— Você sabe que é tido por quase todos que te conheceram
como uma pessoa difícil de se relacionar, não é senhor Freud?
— Já parou para pensar que as pessoas chamam de “difícil de se
relacionar”, todos aqueles que não se submetem a elas? Se alguém é capaz de pensar
e toma suas próprias decisões, ao invés de seguir cegamente uma massa, ou se
submeter às vontades do outro, comumente será considerado alguém “difícil de se
relacionar”. Afinal, com quem é mais fácil de se relacionar, do que aquele que
se sujeita as nossas vontades? A questão é que somos castrados e isso nos
confere vontade própria, como sujeitos a parte do outro.

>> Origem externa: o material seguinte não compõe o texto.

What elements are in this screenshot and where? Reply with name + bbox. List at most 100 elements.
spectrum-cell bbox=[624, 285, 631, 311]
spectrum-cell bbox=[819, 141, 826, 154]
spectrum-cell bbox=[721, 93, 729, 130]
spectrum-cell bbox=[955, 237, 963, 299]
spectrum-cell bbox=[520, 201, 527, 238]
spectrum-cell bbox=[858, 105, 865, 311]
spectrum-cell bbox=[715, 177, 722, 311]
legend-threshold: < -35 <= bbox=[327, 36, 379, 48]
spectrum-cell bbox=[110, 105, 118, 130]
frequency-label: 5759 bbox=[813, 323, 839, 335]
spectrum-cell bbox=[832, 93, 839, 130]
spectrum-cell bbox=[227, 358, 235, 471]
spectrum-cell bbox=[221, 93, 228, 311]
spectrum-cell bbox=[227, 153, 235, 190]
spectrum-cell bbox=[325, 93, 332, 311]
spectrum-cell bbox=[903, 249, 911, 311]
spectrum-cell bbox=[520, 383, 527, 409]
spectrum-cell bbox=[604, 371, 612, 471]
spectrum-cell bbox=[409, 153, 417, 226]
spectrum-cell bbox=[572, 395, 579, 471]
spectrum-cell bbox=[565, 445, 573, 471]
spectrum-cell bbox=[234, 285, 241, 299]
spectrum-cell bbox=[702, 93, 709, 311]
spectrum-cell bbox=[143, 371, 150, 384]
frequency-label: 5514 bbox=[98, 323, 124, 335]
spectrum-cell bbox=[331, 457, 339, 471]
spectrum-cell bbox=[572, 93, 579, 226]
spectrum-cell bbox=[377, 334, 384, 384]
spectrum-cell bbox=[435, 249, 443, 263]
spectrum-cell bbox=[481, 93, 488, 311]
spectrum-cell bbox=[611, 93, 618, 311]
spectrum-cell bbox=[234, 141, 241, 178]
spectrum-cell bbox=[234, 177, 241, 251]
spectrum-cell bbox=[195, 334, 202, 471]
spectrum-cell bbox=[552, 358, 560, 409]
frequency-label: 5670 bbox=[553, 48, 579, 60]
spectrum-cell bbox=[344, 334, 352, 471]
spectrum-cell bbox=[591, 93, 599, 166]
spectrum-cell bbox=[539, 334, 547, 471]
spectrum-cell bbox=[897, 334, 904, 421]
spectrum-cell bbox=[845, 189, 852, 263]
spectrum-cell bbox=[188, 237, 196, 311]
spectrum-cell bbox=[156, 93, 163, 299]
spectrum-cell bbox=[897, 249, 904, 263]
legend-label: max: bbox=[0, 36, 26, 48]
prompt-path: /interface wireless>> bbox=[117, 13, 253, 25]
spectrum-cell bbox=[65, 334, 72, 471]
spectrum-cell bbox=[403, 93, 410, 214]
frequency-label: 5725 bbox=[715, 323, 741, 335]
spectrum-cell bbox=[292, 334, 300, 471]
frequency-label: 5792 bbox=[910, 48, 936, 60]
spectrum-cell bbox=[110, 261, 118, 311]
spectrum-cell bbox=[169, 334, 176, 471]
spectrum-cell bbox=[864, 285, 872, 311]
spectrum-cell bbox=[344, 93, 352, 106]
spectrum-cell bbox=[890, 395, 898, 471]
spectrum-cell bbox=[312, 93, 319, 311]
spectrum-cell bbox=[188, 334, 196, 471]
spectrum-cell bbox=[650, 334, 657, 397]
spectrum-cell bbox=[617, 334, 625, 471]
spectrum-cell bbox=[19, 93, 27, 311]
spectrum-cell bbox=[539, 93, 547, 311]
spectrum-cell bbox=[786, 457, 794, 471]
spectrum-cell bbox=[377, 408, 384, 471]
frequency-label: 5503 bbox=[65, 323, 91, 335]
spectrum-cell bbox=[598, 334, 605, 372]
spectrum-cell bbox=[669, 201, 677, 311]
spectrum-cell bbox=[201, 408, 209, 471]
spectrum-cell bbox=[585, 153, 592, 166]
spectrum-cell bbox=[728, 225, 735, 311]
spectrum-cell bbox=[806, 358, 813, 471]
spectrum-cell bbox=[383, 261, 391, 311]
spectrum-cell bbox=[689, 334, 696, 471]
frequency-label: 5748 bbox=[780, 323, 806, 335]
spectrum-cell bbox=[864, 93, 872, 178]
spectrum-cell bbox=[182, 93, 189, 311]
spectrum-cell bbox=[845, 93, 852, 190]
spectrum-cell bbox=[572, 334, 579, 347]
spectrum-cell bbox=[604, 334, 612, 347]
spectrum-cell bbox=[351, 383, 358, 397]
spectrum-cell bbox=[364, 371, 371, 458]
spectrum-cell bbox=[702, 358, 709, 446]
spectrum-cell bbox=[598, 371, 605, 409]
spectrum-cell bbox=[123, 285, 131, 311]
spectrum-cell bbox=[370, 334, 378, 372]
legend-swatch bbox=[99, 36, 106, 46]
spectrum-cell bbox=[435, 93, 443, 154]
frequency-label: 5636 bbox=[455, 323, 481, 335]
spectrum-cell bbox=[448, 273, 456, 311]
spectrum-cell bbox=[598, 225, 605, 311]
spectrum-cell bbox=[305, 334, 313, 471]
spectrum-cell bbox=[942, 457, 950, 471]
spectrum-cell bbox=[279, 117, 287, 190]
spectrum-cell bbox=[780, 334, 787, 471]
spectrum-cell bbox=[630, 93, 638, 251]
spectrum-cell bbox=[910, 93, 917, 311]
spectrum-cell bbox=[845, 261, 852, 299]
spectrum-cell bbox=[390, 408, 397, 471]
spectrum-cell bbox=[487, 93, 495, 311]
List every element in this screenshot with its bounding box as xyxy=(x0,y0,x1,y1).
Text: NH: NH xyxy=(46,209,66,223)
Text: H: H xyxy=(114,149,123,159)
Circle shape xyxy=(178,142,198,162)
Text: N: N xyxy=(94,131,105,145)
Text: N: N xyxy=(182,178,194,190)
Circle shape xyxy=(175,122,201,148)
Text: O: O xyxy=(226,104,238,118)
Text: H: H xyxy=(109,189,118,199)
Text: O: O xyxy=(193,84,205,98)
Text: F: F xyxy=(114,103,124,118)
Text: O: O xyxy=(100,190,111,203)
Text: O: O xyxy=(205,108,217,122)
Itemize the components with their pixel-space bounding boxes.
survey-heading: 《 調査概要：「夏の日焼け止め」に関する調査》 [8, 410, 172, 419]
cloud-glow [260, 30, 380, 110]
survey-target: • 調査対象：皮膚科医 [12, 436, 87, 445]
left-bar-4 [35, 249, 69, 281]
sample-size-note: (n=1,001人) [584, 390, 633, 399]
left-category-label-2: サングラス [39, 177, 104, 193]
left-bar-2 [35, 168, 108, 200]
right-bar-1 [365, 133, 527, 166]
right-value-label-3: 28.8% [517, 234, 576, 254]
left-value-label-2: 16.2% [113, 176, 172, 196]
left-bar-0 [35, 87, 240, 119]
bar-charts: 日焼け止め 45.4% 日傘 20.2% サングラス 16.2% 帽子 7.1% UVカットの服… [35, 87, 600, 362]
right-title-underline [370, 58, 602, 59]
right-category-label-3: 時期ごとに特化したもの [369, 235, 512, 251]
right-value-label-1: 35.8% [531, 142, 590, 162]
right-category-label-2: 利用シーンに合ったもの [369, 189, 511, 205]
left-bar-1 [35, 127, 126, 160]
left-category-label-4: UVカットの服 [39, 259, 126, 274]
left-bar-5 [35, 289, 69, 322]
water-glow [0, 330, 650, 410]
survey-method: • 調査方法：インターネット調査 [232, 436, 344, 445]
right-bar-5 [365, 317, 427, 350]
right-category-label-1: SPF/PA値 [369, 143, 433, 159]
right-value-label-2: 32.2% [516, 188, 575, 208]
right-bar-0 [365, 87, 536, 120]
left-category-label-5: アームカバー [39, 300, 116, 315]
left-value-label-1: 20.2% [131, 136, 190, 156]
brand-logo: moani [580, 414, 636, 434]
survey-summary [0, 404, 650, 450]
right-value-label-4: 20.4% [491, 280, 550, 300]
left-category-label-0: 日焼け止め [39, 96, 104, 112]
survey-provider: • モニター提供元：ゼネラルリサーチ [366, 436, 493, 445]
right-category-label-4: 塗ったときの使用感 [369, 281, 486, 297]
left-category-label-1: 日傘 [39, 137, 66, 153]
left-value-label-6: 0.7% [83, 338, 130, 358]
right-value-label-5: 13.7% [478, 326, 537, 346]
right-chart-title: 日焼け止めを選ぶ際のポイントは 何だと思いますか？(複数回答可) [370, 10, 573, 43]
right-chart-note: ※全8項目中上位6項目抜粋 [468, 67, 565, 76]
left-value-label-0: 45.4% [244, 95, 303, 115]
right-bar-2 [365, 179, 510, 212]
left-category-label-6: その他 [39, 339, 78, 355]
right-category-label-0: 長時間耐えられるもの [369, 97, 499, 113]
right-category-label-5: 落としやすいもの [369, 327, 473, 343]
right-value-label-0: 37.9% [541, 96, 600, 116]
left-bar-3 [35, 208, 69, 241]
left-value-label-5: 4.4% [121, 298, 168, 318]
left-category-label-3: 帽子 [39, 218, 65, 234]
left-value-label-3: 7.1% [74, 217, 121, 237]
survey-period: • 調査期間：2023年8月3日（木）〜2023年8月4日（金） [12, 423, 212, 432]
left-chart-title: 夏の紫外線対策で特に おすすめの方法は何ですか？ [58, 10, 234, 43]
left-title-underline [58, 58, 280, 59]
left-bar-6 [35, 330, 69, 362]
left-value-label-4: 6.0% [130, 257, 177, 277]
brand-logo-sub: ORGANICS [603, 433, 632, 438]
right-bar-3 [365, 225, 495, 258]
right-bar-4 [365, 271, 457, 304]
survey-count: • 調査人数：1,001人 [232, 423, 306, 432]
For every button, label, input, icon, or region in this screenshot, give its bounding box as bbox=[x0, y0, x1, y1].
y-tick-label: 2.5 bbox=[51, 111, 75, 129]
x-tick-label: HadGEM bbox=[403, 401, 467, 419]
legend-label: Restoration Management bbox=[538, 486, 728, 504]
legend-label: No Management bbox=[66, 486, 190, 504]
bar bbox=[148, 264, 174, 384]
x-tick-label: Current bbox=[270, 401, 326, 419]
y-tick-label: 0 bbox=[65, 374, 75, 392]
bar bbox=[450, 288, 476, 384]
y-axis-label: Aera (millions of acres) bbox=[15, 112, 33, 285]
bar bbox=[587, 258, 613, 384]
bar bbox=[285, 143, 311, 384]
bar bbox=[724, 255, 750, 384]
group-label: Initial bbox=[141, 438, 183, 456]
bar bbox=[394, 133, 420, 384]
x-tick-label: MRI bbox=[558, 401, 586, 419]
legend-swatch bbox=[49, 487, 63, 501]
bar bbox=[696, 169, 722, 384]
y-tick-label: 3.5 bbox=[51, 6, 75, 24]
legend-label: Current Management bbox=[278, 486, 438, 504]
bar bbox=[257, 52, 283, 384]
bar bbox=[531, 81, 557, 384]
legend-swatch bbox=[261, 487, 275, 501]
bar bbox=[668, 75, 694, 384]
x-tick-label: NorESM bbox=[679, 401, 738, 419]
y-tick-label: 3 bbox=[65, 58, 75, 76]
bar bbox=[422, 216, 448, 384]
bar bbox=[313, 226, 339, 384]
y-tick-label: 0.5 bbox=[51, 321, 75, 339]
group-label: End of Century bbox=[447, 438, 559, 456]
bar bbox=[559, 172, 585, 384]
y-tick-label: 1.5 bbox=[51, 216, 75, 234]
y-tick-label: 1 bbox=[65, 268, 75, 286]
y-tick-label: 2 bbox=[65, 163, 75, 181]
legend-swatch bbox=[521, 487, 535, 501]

— É, mas você teve desentendimentos com quase todos que se
aproximaram de ti, estou inclusive pensando até que ponto levaremos essa
conversa, sem que você me cite em seu próximo livro, me chamando de místico
fraudulento ou algo do gênero.
— Primeiro senhor Wrobleski, que seu Ego é grande demais,
para se considerar relevante o suficiente a ponto de ser citado em uma obra
minha, isso não acontecerá. Segundo, que todas as pessoas com quem me indispus,
como sua referência ao senhor Jung, por exemplo, foram pessoas que colocaram a psicanálise
em risco. Para ele é fácil arriscar a credibilidade da psicanálise desse modo a
aproximando do misticismo, pois ele pouco investiu nela, além de estar em uma
posição social cômoda, sem preconceito antissemita, sem dificuldades
financeiras, sem sua moral sendo atacada a todo o momento, por pessoas que
fazem referência à suas obras, sem nuca as ter lido. Eu investi uma vida
inteira nesse projeto, a psicanálise é a forma mais eficiente de explicar a
condição e movimentação psíquica do ser humano e precisei de uma vida toda de
investimento libidinal, para organizá-la e conferir-lhe credibilidade científica,
não permitirei que alguém despreparado, faça uma coisa qualquer, sem nenhuma
pesquisa e experimentação clinica, e chame a isso de psicanálise, colocando a
baixo o mínimo de credibilidade que consegui para essa ciência do psiquismo
humano.
— Mas você mesmo deu essa possibilidade. Disse em suas obras
que a psicanálise não está pronta, que as pessoas podem desenvolvê-la,
modifica-la, fazer outros usos dela!
— Entenda senhor Wrobleski, quando você diz para seu
convidado que “sinta-se em casa”, você está afirmando que ele pode fazer bom
uso de sua casa, você espera que ele se sinta confortável, fique relaxado, se
alimente, banhe-se, talvez até durma em sua casa, mas não espera que ele ateie
fogo a residência, porque a casa é dele. Quando eu disse que as pessoas deveriam
desenvolver a psicanálise, me referia à exploração de casos clínicos, ao estudo
e analise teórica, com base científica, não que as pessoas poderiam pegar seus próprios
preconceitos e ideias imaginárias, sem nenhum fundamento teórico e chamar a
isso de psicanálise.
— Senhor Freud,... Já parou para pensar no que pode ser
feito da teoria no futuro, se em sua época, com você vivo e lúcido já estão a
desvirtuando desse modo? É melhor você tomar mais uma guampa de tereré para
refrescar o juízo, talvez nem tu, nem eu, sejamos capazes de imaginar o quão
longe as pessoas levarão as teorias, para que essas reafirmem preconceitos que
elas tinham muito antes de conhecer a teoria.